AI prediction of the mortality of COVID-19 patients can help clinicians make decisions on the length of hospital stay and whether to upgrade according to the risk stratification of predicted patient mortality. In the context of the COVID-19 pandemic, especially in the case of ventilator shortages, it can help medical resource management teams allocate resources and optimize patient management [13, 28]. At present, pathology and radiotherapy guidelines for patients with COVID-19 need to be supplemented. AI model prediction of mortality in COVID-19 patients can help pathologists and radiologists more accurately interpret pathological imaging results to aid diagnosis and treatment. COVID-19 patients who receive AI to accurately predict mortality can also decide whether to discharge or receive palliative care according to the level of their own prediction results to make more appropriate decisions [16].

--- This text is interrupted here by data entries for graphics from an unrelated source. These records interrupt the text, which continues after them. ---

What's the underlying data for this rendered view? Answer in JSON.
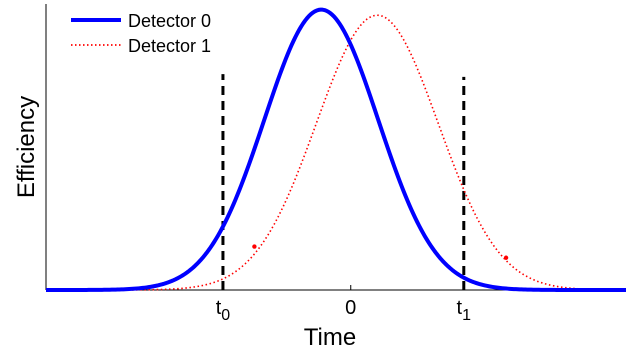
{
  "chart_data": {
    "type": "line",
    "title": "",
    "xlabel": "Time",
    "ylabel": "Efficiency",
    "xlim": [
      -3.1,
      2.8
    ],
    "ylim": [
      0,
      1.02
    ],
    "x_ticks": [
      {
        "value": -1.3,
        "base": "t",
        "sub": "0"
      },
      {
        "value": 0,
        "base": "0",
        "sub": ""
      },
      {
        "value": 1.15,
        "base": "t",
        "sub": "1"
      }
    ],
    "legend": {
      "placement": "top-left"
    },
    "series": [
      {
        "name": "Detector 0",
        "style": "solid",
        "color": "#0000ff",
        "curve": "gaussian",
        "peak_x": -0.3,
        "peak_y": 1.0,
        "sigma": 0.58
      },
      {
        "name": "Detector 1",
        "style": "dotted",
        "color": "#ff0000",
        "curve": "gaussian",
        "peak_x": 0.27,
        "peak_y": 0.98,
        "sigma": 0.62
      }
    ],
    "vlines": [
      {
        "x": -1.3,
        "style": "dashed",
        "color": "#000000",
        "y_top": 0.77
      },
      {
        "x": 1.15,
        "style": "dashed",
        "color": "#000000",
        "y_top": 0.76
      }
    ],
    "markers": [
      {
        "x": -0.98,
        "y": 0.155,
        "color": "#ff0000"
      },
      {
        "x": 1.58,
        "y": 0.115,
        "color": "#ff0000"
      }
    ]
  }
}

Our research also has certain limitations. First, the number of studies we included is relatively limited. Due to the lack of relevant articles on AI models based on imaging features, we did not include them in the analysis. We hope that more studies will be conducted in the future with the ability to develop and validate models with imaging features. Second, there were as many as 25 AI models in our included articles, which we believe may be a major source of heterogeneity. In our included studies, the baseline variables (e.g., demographic characteristics, vital signs, comorbidities, laboratory tests) included in each model differed to some extent, which may also be a source of some of the heterogeneity (Supplementary material 6). In addition, the use of “English” as the sole language for searches leads to potential bias due to the large number of studies in other languages involved in COVID-19 studies. Finally, and most importantly, none of our included studies addressed the vaccination status of the included population, which has a strong impact on mortality in COVID-19 patients. It is hoped that future studies will include vaccines as a parameter in AI models to improve their application value in COVID-19 patients.

Conclusion

Compared with traditional COVID-19 mortality prediction tools, the AI model has higher accuracy in predicting the mortality of COVID-19 patients, better predictive performance, and higher prognostic value. Among them, KNN, SVM, RF, ANN, XGBoost, and other models have higher accuracy.